Some Planning Board members said they feared that punting on taking the lead on redevelopment planning meant losing a chance to create something wonderful for West Windsor and future residents.
But the current process had become untenable, they said.
”I think we will be missing an opportunity,” said Vice Chairman Steve Decter. “But, under these circumstances we should send it back, though I am not optimistic about what’s going to happen.”
Planning Board member Martin Rosen said the situation was surreal, as the board discussed handing responsibility for redevelopment back to council, only months after first accepting it with optimism.
”Such an abrupt about-face is both surprising and disappointing to me,” said Mr. Rosen, who later voted against the resolution, citing the good of the community.
Diance Ciccone also voted against the sending planning work back to the council, saying she was an eternal optimist.
”This is an opportunity to be visionary,” said Ms. Ciccone. “We don’t have the constraints the council has.”
Mr. Gardner’s wish to let the Township Council handle the planning was supported by Township Planner John Madden, who said any work by township professionals would overlap the work done last year by project planner RMJM Hillier.
”You will have to duplicate services,” said Mr. Madden. “We would have to trace over a lot things that Hillier already did.”
Mr. Madden’s recommendation was that the Township Council work with RMJM Hillier officials and go back to several plans created by the planning firm following community workshops in the spring of 2007 to create a viable plan that the council supported for the redevelopment area.
Board members said it was the first time they heard professionals recommend Township Council handle the process.
Council support for a comprehensive plan for the redevelopment area — instead of one inclusive only of parking for West Windsor residents and a redone Main Street area along Route 571 — was another discussion topic during Wednesday’s discussions.
Board members said they believed that council — especially the majority elected last May of William Anklowitz, George Borek, and Charles Morgan — only supported those components, and would shoot down any larger plan that had other elements.
An e-mail from absent Planning Board member Debra Lemeshow was read aloud during the meeting by Planning Board Attorney Gerald Muller.
Speaking of a letter from Mr. Anklowitz to the board, she said, “This appears to me as more rhetoric and a façade for council’s intended single outcome: a parking garage and Route 571 Main Street – period. They should just come out and tell the Planning Board to identify the necessary acreage for a garage.”
Mr. Morgan cast the lone abstention, after saying earlier that he believed the general feeling on council was to let the board perform its work without additional council instructions.
Councilwoman Heidi Kleinman said Thursday that she was confident council could effectively move forward with the plan.
”The task of council will now be to facilitate a discussion to develop the directives to give to Bob Hillier to revise his redevelopment concept plans,” said Ms.
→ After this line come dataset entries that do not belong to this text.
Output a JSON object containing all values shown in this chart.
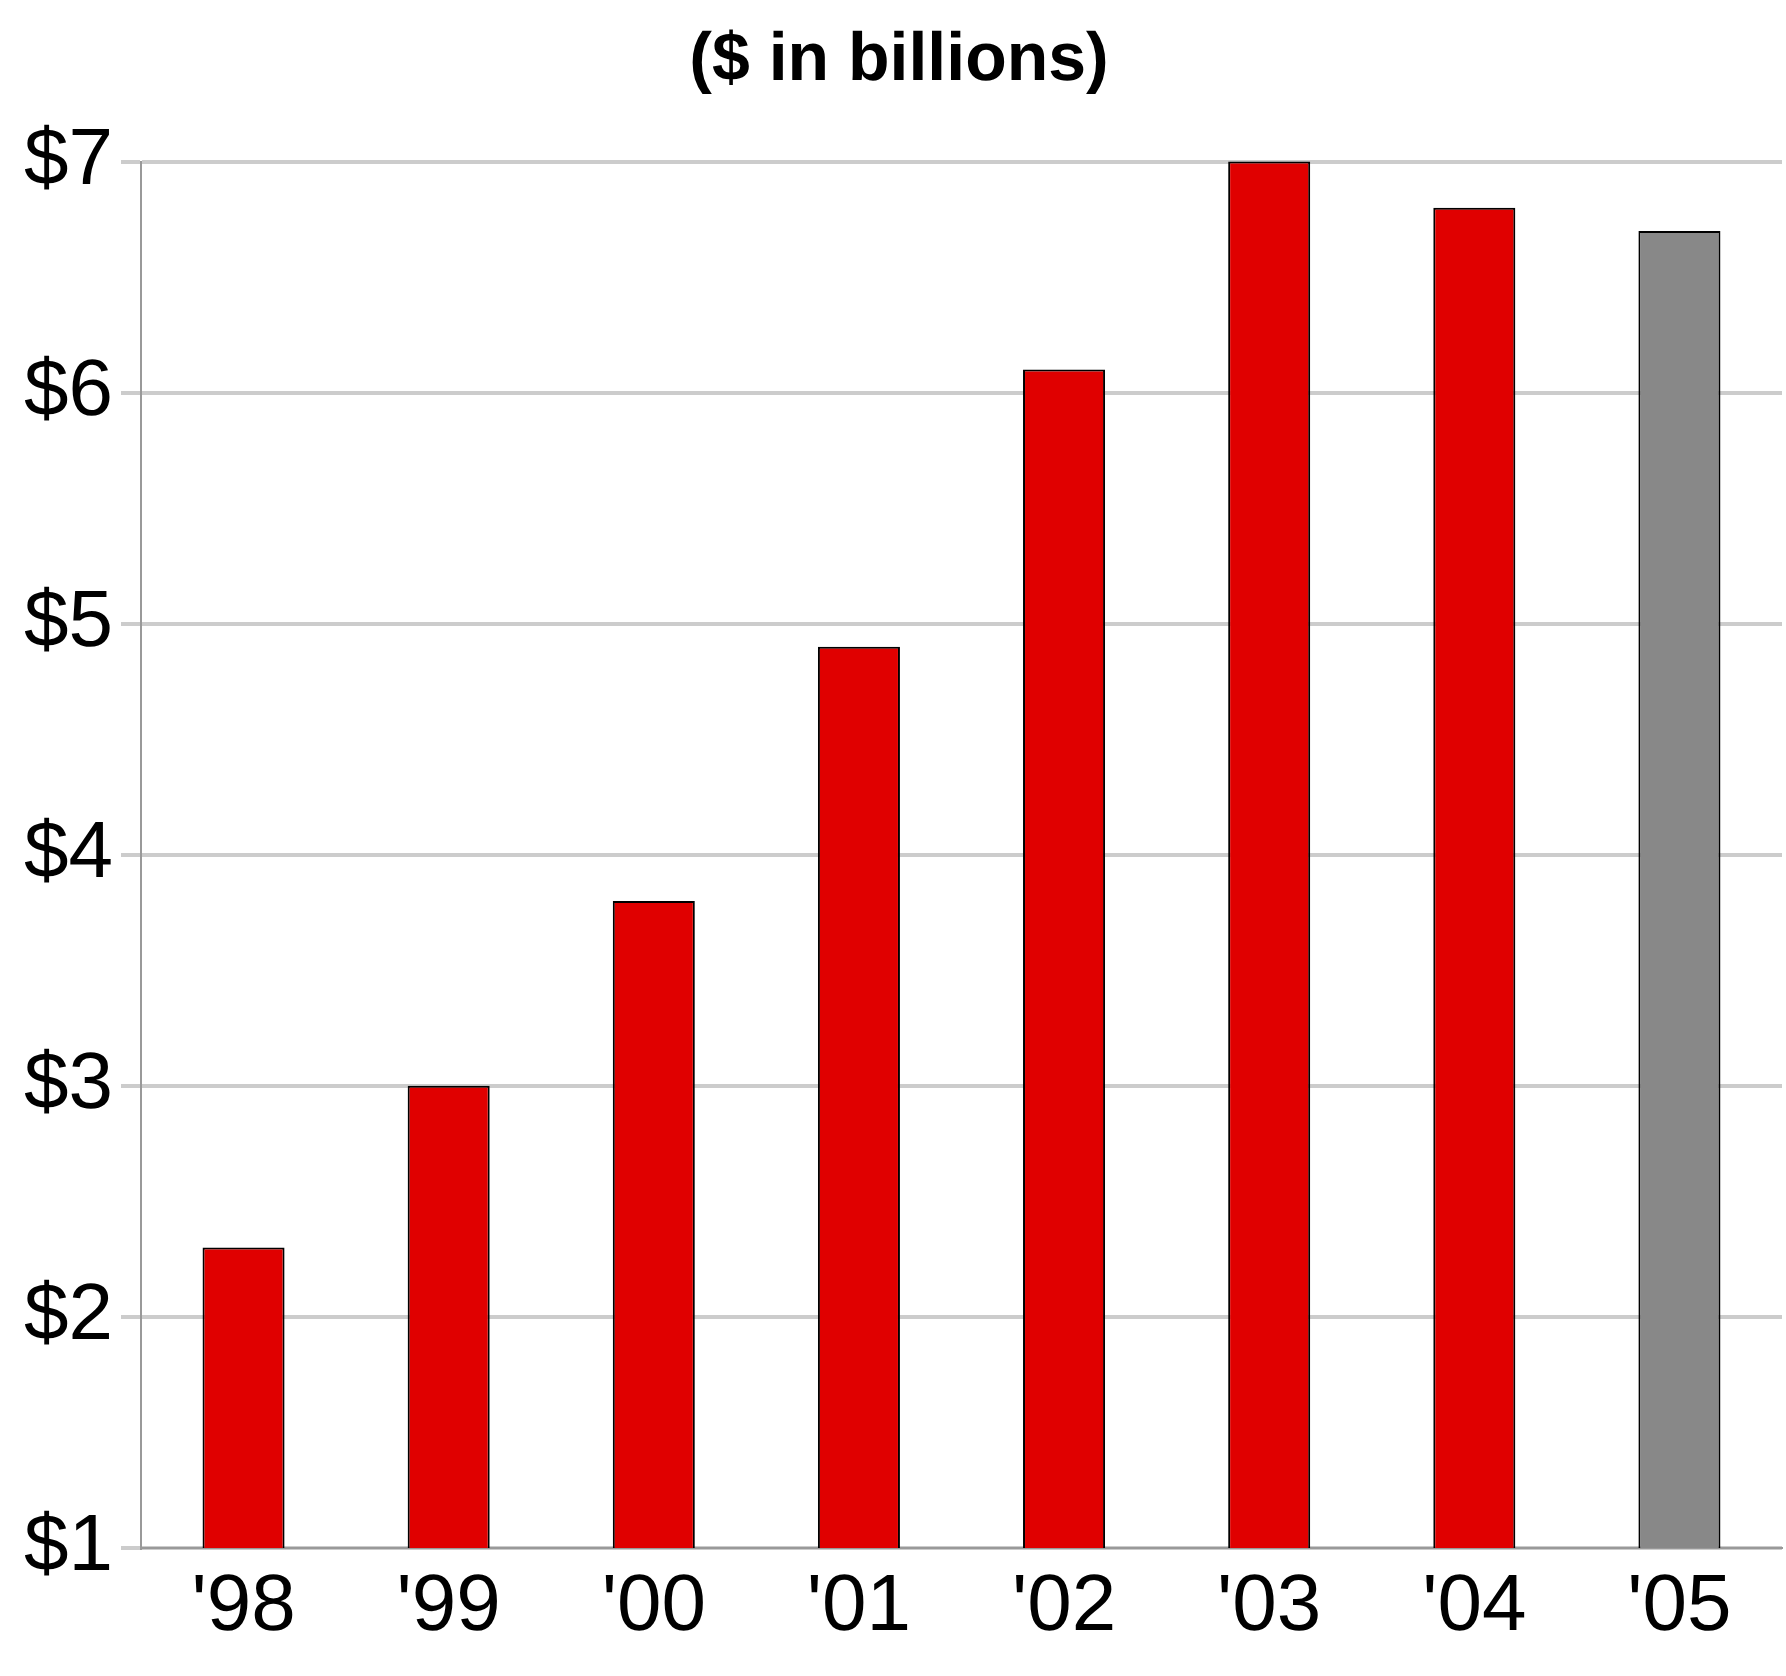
{
  "chart_data": {
    "type": "bar",
    "title": "($ in billions)",
    "categories": [
      "'98",
      "'99",
      "'00",
      "'01",
      "'02",
      "'03",
      "'04",
      "'05"
    ],
    "values": [
      2.3,
      3.0,
      3.8,
      4.9,
      6.1,
      7.0,
      6.8,
      6.7
    ],
    "colors": [
      "#e00000",
      "#e00000",
      "#e00000",
      "#e00000",
      "#e00000",
      "#e00000",
      "#e00000",
      "#888888"
    ],
    "ylim": [
      1,
      7
    ],
    "yticks": [
      {
        "value": 1,
        "label": "$1"
      },
      {
        "value": 2,
        "label": "$2"
      },
      {
        "value": 3,
        "label": "$3"
      },
      {
        "value": 4,
        "label": "$4"
      },
      {
        "value": 5,
        "label": "$5"
      },
      {
        "value": 6,
        "label": "$6"
      },
      {
        "value": 7,
        "label": "$7"
      }
    ],
    "grid": "y",
    "legend": false
  }
}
Kleinman. “He presented something and said what would you like me to do, and we need to provide him some directives.”
Mayor Hsueh said he agreed with moving forward to get RMJM Hillier more involved in the process.
”My recommendations to the council is to schedule a meeting with RMJM Hillier,” said Mayor Hsueh. “Later we can have the Planning Board and its consultants double-check and analyze. Once we have a concept plan the Planning Board will have to review it anyway.”